STUMPS ON DAY 1: Australia 221–2 (Labuschagne 95 not out).
As today’s play meandered to a close under the lights of the Adelaide Oval two words recurred in my mind, “ugly truths”, and here are some of those if you’re an England cricket fan like me:
(1) Apart from the opening spell of 50 minutes in the veteran hands of Broad and Anderson, Australia won the remainder of the day.
(2) Broad (1 wicket for 34 runs) was England’s most effective bowler and in tandem with Anderson (0–29 from 18 probing overs) provided the only real threat, and that threat dissipated quickly as the day wore on.
(3) England plugged away all day, never stopped trying, only went with defensive fields in the middle of the day and with a soft ball, and with a little luck could and should have had 2/3 more wickets, but this would only have papered over the cracks of a leaky, catch dropping, ragged outfit that is undercooked and underprepared.

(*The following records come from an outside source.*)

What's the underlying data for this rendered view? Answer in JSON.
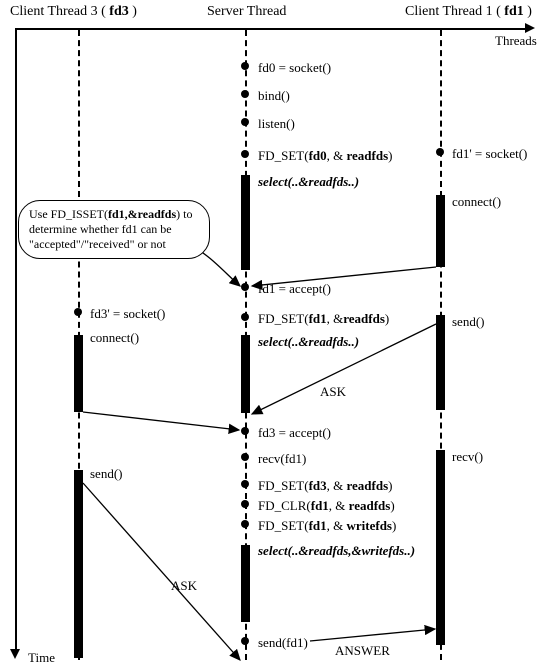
{
  "headers": {
    "c3": {
      "pre": "Client Thread 3 ( ",
      "fd": "fd3",
      "post": " )"
    },
    "srv": "Server Thread",
    "c1": {
      "pre": "Client Thread 1 ( ",
      "fd": "fd1",
      "post": " )"
    }
  },
  "axes": {
    "threads": "Threads",
    "time": "Time"
  },
  "server_steps": {
    "s1": "fd0 = socket()",
    "s2": "bind()",
    "s3": "listen()",
    "s4_a": "FD_SET(",
    "s4_b": "fd0",
    "s4_c": ", & ",
    "s4_d": "readfds",
    "s4_e": ")",
    "sel1": "select(..&readfds..)",
    "s5": "fd1 = accept()",
    "s6_a": "FD_SET(",
    "s6_b": "fd1",
    "s6_c": ", &",
    "s6_d": "readfds",
    "s6_e": ")",
    "sel2": "select(..&readfds..)",
    "s7": "fd3 = accept()",
    "s8": "recv(fd1)",
    "s9_a": "FD_SET(",
    "s9_b": "fd3",
    "s9_c": ", & ",
    "s9_d": "readfds",
    "s9_e": ")",
    "s10_a": "FD_CLR(",
    "s10_b": "fd1",
    "s10_c": ", & ",
    "s10_d": "readfds",
    "s10_e": ")",
    "s11_a": "FD_SET(",
    "s11_b": "fd1",
    "s11_c": ", & ",
    "s11_d": "writefds",
    "s11_e": ")",
    "sel3": "select(..&readfds,&writefds..)",
    "s12": "send(fd1)"
  },
  "client1": {
    "c1a": "fd1' = socket()",
    "c1b": "connect()",
    "c1c": "send()",
    "c1d": "recv()"
  },
  "client3": {
    "c3a": "fd3' = socket()",
    "c3b": "connect()",
    "c3c": "send()"
  },
  "msgs": {
    "ask": "ASK",
    "answer": "ANSWER"
  },
  "note": {
    "l1a": "Use FD_ISSET(",
    "l1b": "fd1,&readfds",
    "l1c": ") to",
    "l2": "determine whether fd1 can be",
    "l3": "\"accepted\"/\"received\" or not"
  }
}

(4) So underprepared (and falling behind the overs rate) that Captain Cook had to bowl 11 overs and Ben Stokes 13, totalling almost a quarter of the overall overs bowled today. Stokes was magnificent, still carrying an injury of some description but bowled like a short pitch bowling lion and gave his all. Stokes snagged the vital wicket of Warner with a poor long hop, but Broad snaffled it, and it’s in the scorebook, and desperately needed.

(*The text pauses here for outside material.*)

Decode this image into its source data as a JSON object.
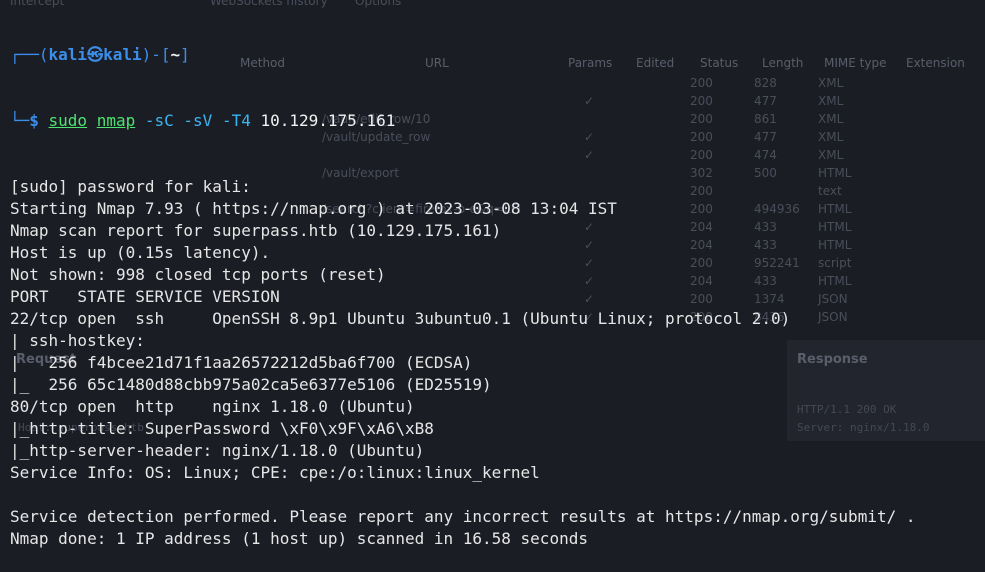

(5) But England are undercooked, and by some degrees too. Robinson is stiff legged (on Day One!) and lacks both enthusiasm and pace. Hameed mis-fielded 3/4 simple stops, Stokes was haring around the outfield (stiff legged too) and the word for the English fielding was conclusively “ragged”. Buttler caught a flying catch that was out of this world this morning, this afternoon he dropped a much easier chance, this evening he dropped a cricketing “dolly”.

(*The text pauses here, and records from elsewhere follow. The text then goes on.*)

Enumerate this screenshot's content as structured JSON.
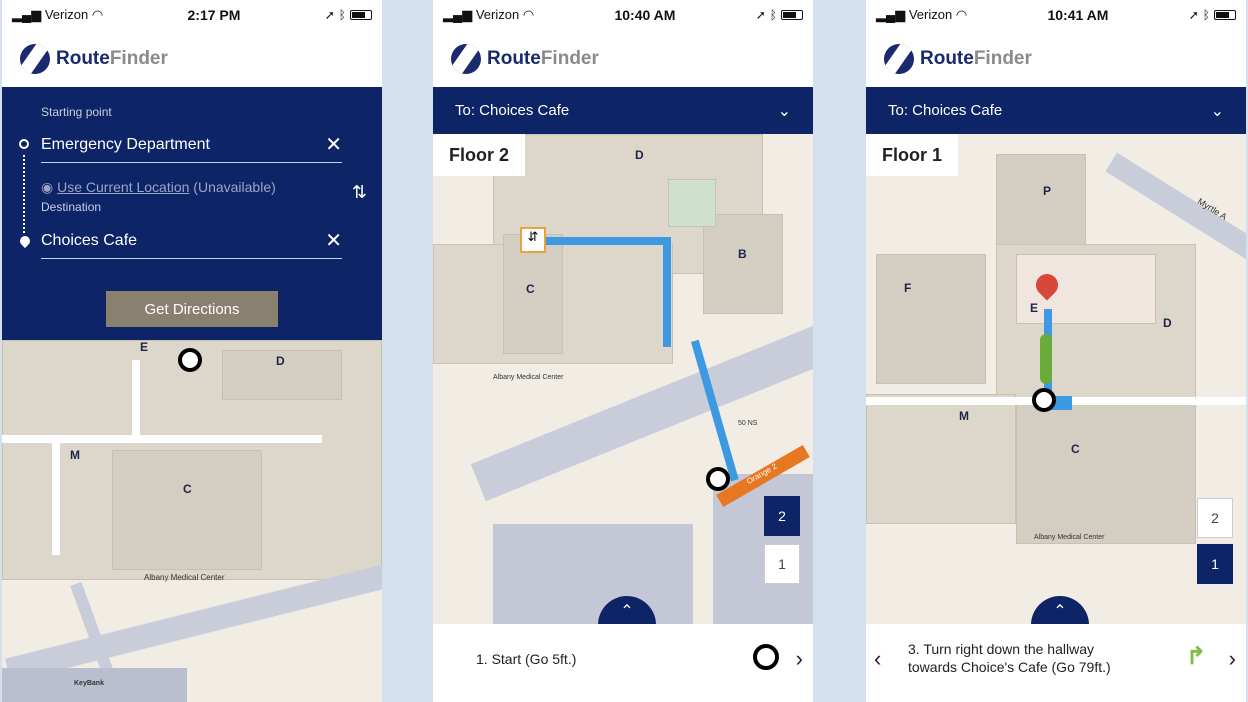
{
  "screens": [
    {
      "status": {
        "carrier": "Verizon",
        "time": "2:17 PM"
      },
      "brand": {
        "route": "Route",
        "finder": "Finder"
      },
      "form": {
        "starting_label": "Starting point",
        "start_value": "Emergency Department",
        "current_location_link": "Use Current Location",
        "current_location_status": "(Unavailable)",
        "destination_label": "Destination",
        "destination_value": "Choices Cafe",
        "get_directions": "Get Directions"
      },
      "map": {
        "labels": {
          "e": "E",
          "d": "D",
          "m": "M",
          "c": "C"
        },
        "center": "Albany Medical Center",
        "keybank": "KeyBank"
      }
    },
    {
      "status": {
        "carrier": "Verizon",
        "time": "10:40 AM"
      },
      "brand": {
        "route": "Route",
        "finder": "Finder"
      },
      "destination": "To: Choices Cafe",
      "floor_badge": "Floor 2",
      "map": {
        "labels": {
          "d": "D",
          "b": "B",
          "c": "C"
        },
        "center": "Albany Medical Center",
        "garage": "50 NS",
        "orange_road": "Orange 2"
      },
      "floors": [
        "2",
        "1"
      ],
      "active_floor": "2",
      "step": "1. Start (Go 5ft.)"
    },
    {
      "status": {
        "carrier": "Verizon",
        "time": "10:41 AM"
      },
      "brand": {
        "route": "Route",
        "finder": "Finder"
      },
      "destination": "To: Choices Cafe",
      "floor_badge": "Floor 1",
      "map": {
        "labels": {
          "p": "P",
          "f": "F",
          "e": "E",
          "d": "D",
          "m": "M",
          "c": "C"
        },
        "center": "Albany Medical Center",
        "street": "Myrtle A"
      },
      "floors": [
        "2",
        "1"
      ],
      "active_floor": "1",
      "step_line1": "3. Turn right down the hallway",
      "step_line2": "towards Choice's Cafe (Go 79ft.)"
    }
  ]
}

(6) Easy from a distance of half the world away, but Robinson clearly should have been rested and Wood playing, but he too bowled his heart out in the first Test and one hopes he’s fit and just being rotated to keep him fresh. Chris Woakes too should be rested, but one wonders who would replace him?
(7) Labuschagne was dropped on 21 and 95 and remains on that score overnight, and crucially, not out. With Captain Smith for company and already a 45 run partnership between them, there’s the possibility of the Australians racking up a huge first innings score tomorrow, especially so in the afternoon session as those tired English limbs are left to wilt in the 40 degree Adelaide heat.
(8) I stated earlier that Australia had a game plan from the off today. Regardless of runs, bat all day. Tomorrow, runs will be pushed up the requirement chart a lot more and come the Tea interval and the the setting sun, the Aussies will no doubt be aiming to put the visitors in to bat for an hour under the floodlights, and to turn the metaphorical screw ever tighter.
These of course could all be a simple “immediate reaction” ramble to the day’s play and shot through the prism of tiredness and disappointment, but I don’t think that’s the case. There’s a chasm in difference between the two teams and today it showed. The hosts were happy to go in with just 45 runs at the Lunch break. They were disciplined and with a definite goal of batting the entire day and as the odious cricketing phrase says “when you have your opponent down, stand on his throat”. The Aussies have done that today the old fashioned way today.
I fear Smith, Labuschagne and Travis Head will be gearing themselves up to be not out going into tomorrow’s afternoon session, and then they’ll really go for the juggler.
See you at 4am for more sleep deprived madness!